Gema debat capres masih
melingkupi ruang kita hari-hari ini. Ada tiga kelompok yang bisa disebut. Yang
pro Prabowo menganggap pasangan PS-HR lebih hebat, dan itu biasa. Sama biasanya
dengan yang pro Jokowi memuji-muji pasangan JW-JK, mereka adalah kelompok
fanatic dan setia. Ada juga kelompok skeptis yang menganggap keduanya sama
saja, serta bersikap pasif. Kelompok ketiga, yang secara objektif mampu
berjarak dan menilai pada substansi kualitas kontestan yang berdebat. Tiga kelompok ini bisa dipadatkan lagi
menjadi dua kelompok, yang tetep keukuh dengan pendapatnya, tanpa hirau pada
apa yang terjadi, dan kelompok yang mau mencermati. Meski kelompok kedua ini,
masih bisa dipecah menjadi dua, atau tiga, dan seterusnya, tergantung sikap
yang mereka mau tentukah. Ikut menjatuhkan pilihan, atau tetap saja wait and
see.
Terlibat dalam dinamika politik berbangsa dan bernegara,
dalam pilpres misalnya, masih merupakan persoalan. Karena generasi ini, tidak
memiliki preferensi memadai, bahwa demokrasi adalah kepentingan kita.

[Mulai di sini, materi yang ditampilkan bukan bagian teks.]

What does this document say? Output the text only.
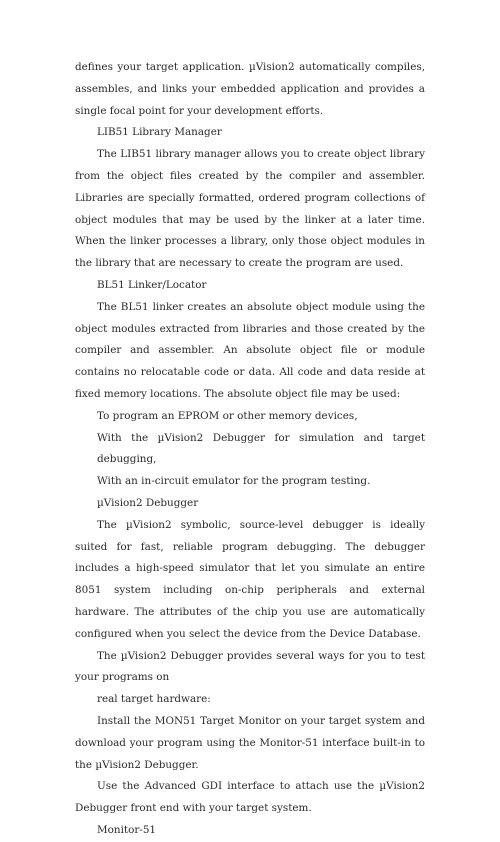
defines your target application. µVision2 automatically compiles, assembles, and links your embedded application and provides a single focal point for your development efforts.

LIB51 Library Manager

The LIB51 library manager allows you to create object library from the object files created by the compiler and assembler. Libraries are specially formatted, ordered program collections of object modules that may be used by the linker at a later time. When the linker processes a library, only those object modules in the library that are necessary to create the program are used.

BL51 Linker/Locator

The BL51 linker creates an absolute object module using the object modules extracted from libraries and those created by the compiler and assembler. An absolute object file or module contains no relocatable code or data. All code and data reside at fixed memory locations. The absolute object file may be used:

To program an EPROM or other memory devices,

With the µVision2 Debugger for simulation and target debugging,

With an in-circuit emulator for the program testing.

µVision2 Debugger

The µVision2 symbolic, source-level debugger is ideally suited for fast, reliable program debugging. The debugger includes a high-speed simulator that let you simulate an entire 8051 system including on-chip peripherals and external hardware. The attributes of the chip you use are automatically configured when you select the device from the Device Database.

The µVision2 Debugger provides several ways for you to test your programs on

real target hardware:

Install the MON51 Target Monitor on your target system and download your program using the Monitor-51 interface built-in to the µVision2 Debugger.

Use the Advanced GDI interface to attach use the µVision2 Debugger front end with your target system.

Monitor-51
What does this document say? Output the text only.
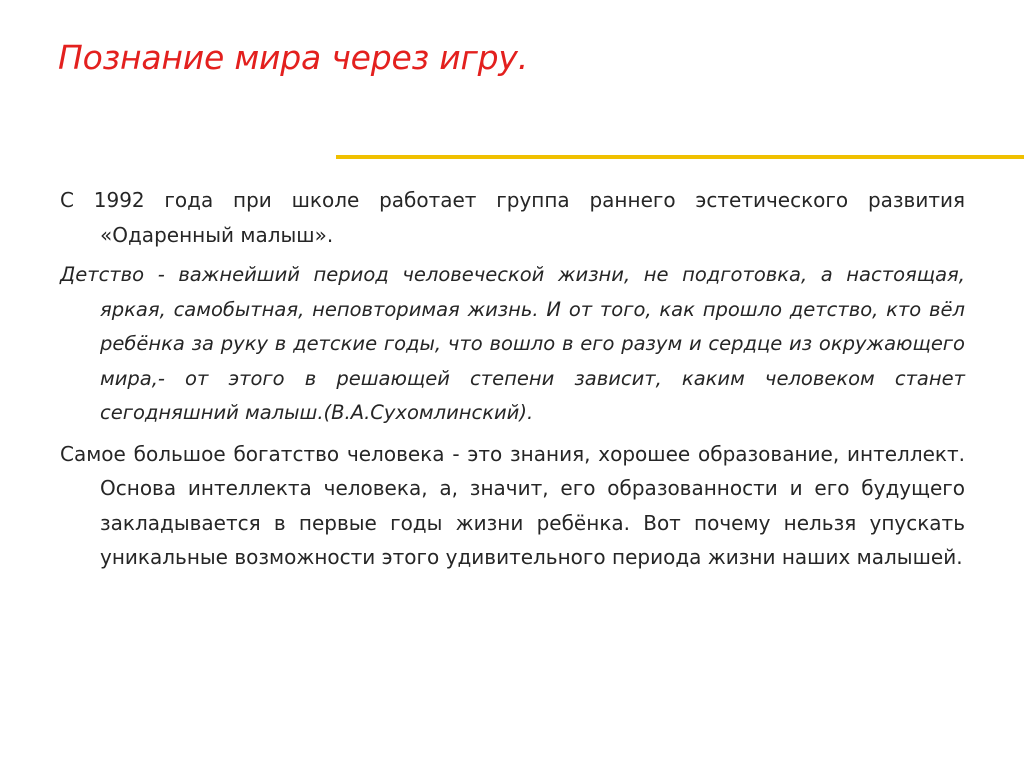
Познание мира через игру.

С 1992 года при школе работает группа раннего эстетического развития «Одаренный малыш».

Детство - важнейший период человеческой жизни, не подготовка, а настоящая, яркая, самобытная, неповторимая жизнь. И от того, как прошло детство, кто вёл ребёнка за руку в детские годы, что вошло в его разум и сердце из окружающего мира,- от этого в решающей степени зависит, каким человеком станет сегодняшний малыш.(В.А.Сухомлинский).

Самое большое богатство человека - это знания, хорошее образование, интеллект. Основа интеллекта человека, а, значит, его образованности и его будущего закладывается в первые годы жизни ребёнка. Вот почему нельзя упускать уникальные возможности этого удивительного периода жизни наших малышей.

Sebagaimana Bertold Brecht mencoba meyakinkan, mereka yang apolitis, sama saja
bersepakat membiarkan kejahatan politik berlangsung. Kejahatan politik bisa
termanifestasikan dalam perilaku kepolitikan kita dalam berbangsa dan
bernegara. Dan itu artinya, memberi keleluasaan pada elite politik bekerja
tanpa pengawasan.
Padahal, dengan dua capres saja, sebenarnya sangat mudah
untuk menilai dan memilih di antaranya.
Perbedaannya sangat tajam dan jelas. Namun yang hitam-putih itu, dalam
politik kita, masih direcoki dengan ukuran-ukuran yang abstrak dan absurd, yang
tidak mempunyai korelasi atau sebaiknya memang sudah tidak penting lagi menjadi
perdebatan. Karena munculnya capres, tentu melalui KPU tidak seperti membeli
kucing dalam karung. Proses penentuan dan pengesahan capres melalui peraturan
dan pengukuran yang sudah disepakati bersama dan correct.
Namun ketidak siapan dalam berdemokrasi, menyebabkan
munculnya banyak pandangan subyektifisme yang didesakkan, karena agenda-agenda
kepentingan masing-masing pihak di kitarannya. Politik kekuasaan kita, masih
dalam era transaksional dan bukan partisipasi.
Ajakan Jokowi agar pilpres menjadi kegembiraan politik,
masih akan menemui hambatan, karena paradigma kepolitikan kita yang sejak
reformasi 1998 justeru menunjukkan keinginan untuk set-back, kembali ke alam
Orde Baru yang mutlak-mutlakkan.
Para pengamat politik dan ahli public speaking, masih tetap
berpegangan pada teori-teori materialistic, dan tak mampu menangkap aspek
spiritualitas yang selalu menjadi inspirasi perubahan.
Dalam debat capres seri I, semua teori itu rontok nyatanya,
meski masih ada yang memasalahkan bahwa tidak articulatednya seorang capres,
berpengaruh negative. Dan ternyata pendapat itu tidak tepat. Feedback yang
tercatat dari Politicalwave menunjuk hal berbeda. Bahwa content jauh lebih penting
dari cara.
“Sepandai-pandainya
orang belajar pidato di John Robert Power, atau di berbagai kursus presentasi,
kejujuran dan kebohongan akan terbaca,” demikian pendapat Jay Wijayanto, Choir
Master di The Indonesia Choir, lulusan Komunikasi UGM, dan salah satu pelatih
vocal yang paling disegani di Indonesia. Orang jujur tidak perlu belajar bicara
di depan umum. Karena kejujuran dan kewajaran selalu membuat orang jatuh hati.
Dan menurut Guruh Sukarnoputra, jamannya berbeda. Anak bungsu Sukarno itu
mengatakan gaya Sukarno dibutuhkan oleh jamannya. Dan ia merasa kasihan pada
siapapun yang sekarang menirukan gaya Sukarno. Kalau soal pemikiran,
relevansinya ada pada substansi pendekatan masalah, bukan pada packaging, yang
membuat Amien Rais jatuh hati dan mengatakan Prabowo adalah ‘Bung Karno Kecil’.